In Tallinn soll außerdem ein „Verhaltenskodex“ für private Hilfsorganisationen erörtert werden, die Flüchtlinge vor der Küste Libyens retten. Die Organisation Ärzte ohne Grenzen, die selbst zwei Schiffe im Mittelmeer im Einsatz hat, warnte die EU davor, die Arbeit privater Rettungsschiffe einzuschränken. „Wenn Helfer daran gehindert werden, den nächsten sicheren Hafen anzulaufen, bringt das Flüchtlinge und Migranten zusätzlich in Gefahr“, teilte das Hilfswerk dem Tagesspiegel auf Anfrage mit. Die Schiffe seien schon jetzt bis zur Belastbarkeitsgrenze beansprucht und hätten auch nicht genug Personal, Lebensmittel und Medikamente an Bord, um weiter entfernte Häfen anzusteuern.
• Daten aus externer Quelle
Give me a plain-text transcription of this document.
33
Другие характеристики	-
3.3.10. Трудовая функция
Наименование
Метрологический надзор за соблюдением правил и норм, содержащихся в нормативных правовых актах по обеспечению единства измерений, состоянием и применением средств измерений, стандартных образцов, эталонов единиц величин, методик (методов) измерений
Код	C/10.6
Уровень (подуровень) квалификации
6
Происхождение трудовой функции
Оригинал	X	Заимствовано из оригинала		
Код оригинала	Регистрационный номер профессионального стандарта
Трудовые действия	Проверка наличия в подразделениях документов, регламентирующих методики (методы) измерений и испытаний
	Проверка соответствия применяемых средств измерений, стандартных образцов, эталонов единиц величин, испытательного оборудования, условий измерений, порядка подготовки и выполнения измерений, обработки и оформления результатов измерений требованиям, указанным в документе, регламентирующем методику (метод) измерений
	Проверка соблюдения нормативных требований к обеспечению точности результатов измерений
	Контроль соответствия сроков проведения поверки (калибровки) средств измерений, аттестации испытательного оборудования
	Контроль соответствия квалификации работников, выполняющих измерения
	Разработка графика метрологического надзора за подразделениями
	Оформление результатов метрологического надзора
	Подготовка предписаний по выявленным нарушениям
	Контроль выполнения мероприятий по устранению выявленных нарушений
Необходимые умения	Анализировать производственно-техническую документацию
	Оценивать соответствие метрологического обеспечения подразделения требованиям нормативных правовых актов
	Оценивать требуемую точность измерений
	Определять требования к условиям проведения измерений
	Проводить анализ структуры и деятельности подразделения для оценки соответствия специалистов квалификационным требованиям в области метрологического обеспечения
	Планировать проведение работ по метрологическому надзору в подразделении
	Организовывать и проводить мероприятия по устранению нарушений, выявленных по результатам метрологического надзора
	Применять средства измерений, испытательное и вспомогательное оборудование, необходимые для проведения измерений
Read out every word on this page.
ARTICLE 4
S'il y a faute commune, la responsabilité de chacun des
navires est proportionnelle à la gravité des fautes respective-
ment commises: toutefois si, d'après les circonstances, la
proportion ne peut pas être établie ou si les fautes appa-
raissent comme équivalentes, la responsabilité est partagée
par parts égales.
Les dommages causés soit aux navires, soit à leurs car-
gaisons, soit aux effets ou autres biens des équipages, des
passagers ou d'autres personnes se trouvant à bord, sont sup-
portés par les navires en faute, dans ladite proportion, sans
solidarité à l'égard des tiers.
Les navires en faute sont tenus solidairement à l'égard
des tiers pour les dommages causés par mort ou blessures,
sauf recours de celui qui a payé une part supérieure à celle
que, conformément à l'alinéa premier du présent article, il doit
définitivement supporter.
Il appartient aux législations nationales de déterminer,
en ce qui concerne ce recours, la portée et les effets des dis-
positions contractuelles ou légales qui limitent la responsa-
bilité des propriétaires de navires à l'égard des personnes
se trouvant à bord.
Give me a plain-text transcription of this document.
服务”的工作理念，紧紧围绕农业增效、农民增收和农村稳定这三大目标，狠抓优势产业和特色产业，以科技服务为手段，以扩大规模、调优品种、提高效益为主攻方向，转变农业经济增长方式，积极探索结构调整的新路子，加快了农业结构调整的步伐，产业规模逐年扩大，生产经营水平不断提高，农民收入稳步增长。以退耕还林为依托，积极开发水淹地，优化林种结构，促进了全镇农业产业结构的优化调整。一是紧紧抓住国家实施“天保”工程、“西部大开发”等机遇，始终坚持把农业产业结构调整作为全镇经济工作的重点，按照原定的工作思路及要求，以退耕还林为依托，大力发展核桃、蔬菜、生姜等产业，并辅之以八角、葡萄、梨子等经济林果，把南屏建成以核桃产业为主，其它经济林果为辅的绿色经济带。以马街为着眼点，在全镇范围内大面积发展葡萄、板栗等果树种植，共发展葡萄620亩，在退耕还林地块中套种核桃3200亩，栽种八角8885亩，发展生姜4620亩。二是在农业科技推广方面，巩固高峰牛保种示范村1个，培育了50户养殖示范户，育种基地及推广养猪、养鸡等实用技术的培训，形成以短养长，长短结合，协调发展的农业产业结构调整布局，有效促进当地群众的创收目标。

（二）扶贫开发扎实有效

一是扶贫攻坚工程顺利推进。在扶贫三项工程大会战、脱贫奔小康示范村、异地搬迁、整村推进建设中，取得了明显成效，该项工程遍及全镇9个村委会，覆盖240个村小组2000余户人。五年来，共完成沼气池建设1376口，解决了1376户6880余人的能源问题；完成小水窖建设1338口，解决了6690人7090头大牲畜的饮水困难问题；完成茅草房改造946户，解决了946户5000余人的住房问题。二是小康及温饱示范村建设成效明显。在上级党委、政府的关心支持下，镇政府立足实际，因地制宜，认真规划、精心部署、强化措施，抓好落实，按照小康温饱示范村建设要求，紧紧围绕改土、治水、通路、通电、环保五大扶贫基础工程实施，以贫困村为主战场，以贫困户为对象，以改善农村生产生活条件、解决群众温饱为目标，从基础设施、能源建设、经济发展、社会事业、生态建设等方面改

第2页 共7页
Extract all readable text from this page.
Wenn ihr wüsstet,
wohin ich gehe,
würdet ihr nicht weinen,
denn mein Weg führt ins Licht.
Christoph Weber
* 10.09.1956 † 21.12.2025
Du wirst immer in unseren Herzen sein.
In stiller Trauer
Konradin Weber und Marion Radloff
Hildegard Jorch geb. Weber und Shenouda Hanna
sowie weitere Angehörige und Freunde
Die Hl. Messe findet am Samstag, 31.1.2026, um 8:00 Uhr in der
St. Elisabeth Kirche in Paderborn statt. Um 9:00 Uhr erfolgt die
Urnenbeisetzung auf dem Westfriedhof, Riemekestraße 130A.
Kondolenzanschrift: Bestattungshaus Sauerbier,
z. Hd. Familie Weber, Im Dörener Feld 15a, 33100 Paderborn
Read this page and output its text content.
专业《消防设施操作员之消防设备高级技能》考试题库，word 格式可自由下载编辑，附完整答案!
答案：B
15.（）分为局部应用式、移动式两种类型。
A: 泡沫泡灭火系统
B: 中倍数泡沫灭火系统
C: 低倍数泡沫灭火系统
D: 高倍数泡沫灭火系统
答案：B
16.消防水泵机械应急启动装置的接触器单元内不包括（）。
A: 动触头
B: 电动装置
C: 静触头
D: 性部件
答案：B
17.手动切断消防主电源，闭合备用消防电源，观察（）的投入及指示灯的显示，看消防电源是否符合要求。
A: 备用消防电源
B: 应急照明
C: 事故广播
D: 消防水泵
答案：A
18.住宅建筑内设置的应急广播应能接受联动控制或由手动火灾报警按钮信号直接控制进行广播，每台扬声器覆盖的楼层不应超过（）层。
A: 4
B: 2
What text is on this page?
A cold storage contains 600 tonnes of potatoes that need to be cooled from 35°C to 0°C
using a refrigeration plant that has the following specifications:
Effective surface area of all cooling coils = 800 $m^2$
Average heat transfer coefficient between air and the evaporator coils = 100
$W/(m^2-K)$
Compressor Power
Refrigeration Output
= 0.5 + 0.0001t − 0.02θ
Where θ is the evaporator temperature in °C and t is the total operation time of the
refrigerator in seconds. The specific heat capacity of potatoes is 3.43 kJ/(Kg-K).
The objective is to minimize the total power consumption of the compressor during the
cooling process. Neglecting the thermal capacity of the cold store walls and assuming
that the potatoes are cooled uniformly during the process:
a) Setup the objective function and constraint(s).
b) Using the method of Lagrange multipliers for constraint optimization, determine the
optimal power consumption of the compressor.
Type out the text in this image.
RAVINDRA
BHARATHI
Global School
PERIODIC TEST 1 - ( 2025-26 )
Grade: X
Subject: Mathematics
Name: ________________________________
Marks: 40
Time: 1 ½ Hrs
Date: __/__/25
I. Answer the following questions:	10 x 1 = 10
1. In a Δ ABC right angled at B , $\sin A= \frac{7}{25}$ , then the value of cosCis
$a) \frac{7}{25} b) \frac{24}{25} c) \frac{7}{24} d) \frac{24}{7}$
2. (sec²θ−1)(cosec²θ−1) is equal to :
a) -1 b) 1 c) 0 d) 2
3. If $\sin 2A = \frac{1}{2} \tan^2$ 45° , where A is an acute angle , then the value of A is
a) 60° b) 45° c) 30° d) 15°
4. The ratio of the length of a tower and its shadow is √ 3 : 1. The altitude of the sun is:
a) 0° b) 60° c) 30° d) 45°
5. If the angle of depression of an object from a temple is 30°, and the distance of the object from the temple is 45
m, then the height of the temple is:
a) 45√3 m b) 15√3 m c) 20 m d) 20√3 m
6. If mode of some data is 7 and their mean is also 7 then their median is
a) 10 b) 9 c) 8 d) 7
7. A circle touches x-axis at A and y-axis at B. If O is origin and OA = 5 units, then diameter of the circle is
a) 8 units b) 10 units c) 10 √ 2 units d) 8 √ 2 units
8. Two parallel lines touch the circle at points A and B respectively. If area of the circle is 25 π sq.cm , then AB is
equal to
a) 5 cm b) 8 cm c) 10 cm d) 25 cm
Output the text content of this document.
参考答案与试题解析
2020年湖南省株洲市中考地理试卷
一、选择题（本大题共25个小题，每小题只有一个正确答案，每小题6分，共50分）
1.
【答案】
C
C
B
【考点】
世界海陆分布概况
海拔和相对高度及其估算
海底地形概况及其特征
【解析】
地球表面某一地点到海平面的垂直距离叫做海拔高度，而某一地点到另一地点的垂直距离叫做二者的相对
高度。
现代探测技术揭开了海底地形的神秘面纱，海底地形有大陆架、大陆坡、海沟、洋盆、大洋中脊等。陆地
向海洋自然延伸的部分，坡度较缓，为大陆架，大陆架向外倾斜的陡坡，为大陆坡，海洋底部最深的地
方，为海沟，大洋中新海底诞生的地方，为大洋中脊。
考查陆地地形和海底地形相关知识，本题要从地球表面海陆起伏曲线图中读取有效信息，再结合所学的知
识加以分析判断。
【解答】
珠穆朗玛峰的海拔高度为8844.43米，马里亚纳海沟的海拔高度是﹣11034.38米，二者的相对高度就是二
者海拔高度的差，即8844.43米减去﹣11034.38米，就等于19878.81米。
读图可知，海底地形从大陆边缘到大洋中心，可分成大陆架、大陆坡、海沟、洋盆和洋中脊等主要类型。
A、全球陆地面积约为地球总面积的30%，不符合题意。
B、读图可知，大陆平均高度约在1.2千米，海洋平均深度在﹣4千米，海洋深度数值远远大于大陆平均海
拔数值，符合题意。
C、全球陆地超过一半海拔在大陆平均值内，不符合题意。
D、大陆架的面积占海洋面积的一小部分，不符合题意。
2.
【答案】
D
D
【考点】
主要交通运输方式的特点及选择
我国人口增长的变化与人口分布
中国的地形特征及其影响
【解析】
Europas Asylregeln vor dem Umbau
Europas Asylregeln, erst 2013 erlassen, sind ohnehin gerade in einer Generalrevision. Ein Qualitätssprung ist fraglich, denn nationale Egoismen verhindern weiterhin eine Lösung der alten Schlüsselfrage, wie Flüchtlinge fair verteilt werden. Einen „Kampf um Solidarität“ nannte das kürzlich Ska Keller, Migrationsfachfrau der Grünen im Europaparlament und Fraktionsvorsitzende. Während sich im Parlament aktuell eine Mehrheit dafür abzeichnet, das Dublin-System radikal zu reformieren und Flüchtlinge direkt bei Ankunft auf die EU-Mitgliedstaaten zu verteilen, will die EU-Kommission dies nur in Zeiten, wenn sehr viele Menschen kommen – wohl in realistischer Einschätzung der Aufnahmebereitschaft der nördlichen Mitgliedstaaten, die anders als Italien und Griechenland weit weg von Afrika und dem Nahen Osten liegen.
Dass Migrationskommissar Avramopoulos Italien jetzt zwar Hilfe in Aussicht stellte, aber nicht davon sprach, dass dem Land Flüchtlinge abgenommen würden, deutet an, in welche Richtung auch die geplante Reform gehen wird.
Der Kommissionsvorschlag vom vergangenen Jahr sieht auch vor, dass Staaten sich von der Aufnahme freikaufen können – mit 250 000 Euro pro geflüchtetem Menschen. Das Parlament tendiert hingegen dazu, Verweigerern stattdessen bestehende Zahlungen aus Brüssel zu streichen. Seine endgültige Position will das EU-Parlament noch im Sommer festlegen – oder spätestens im kommenden Herbst.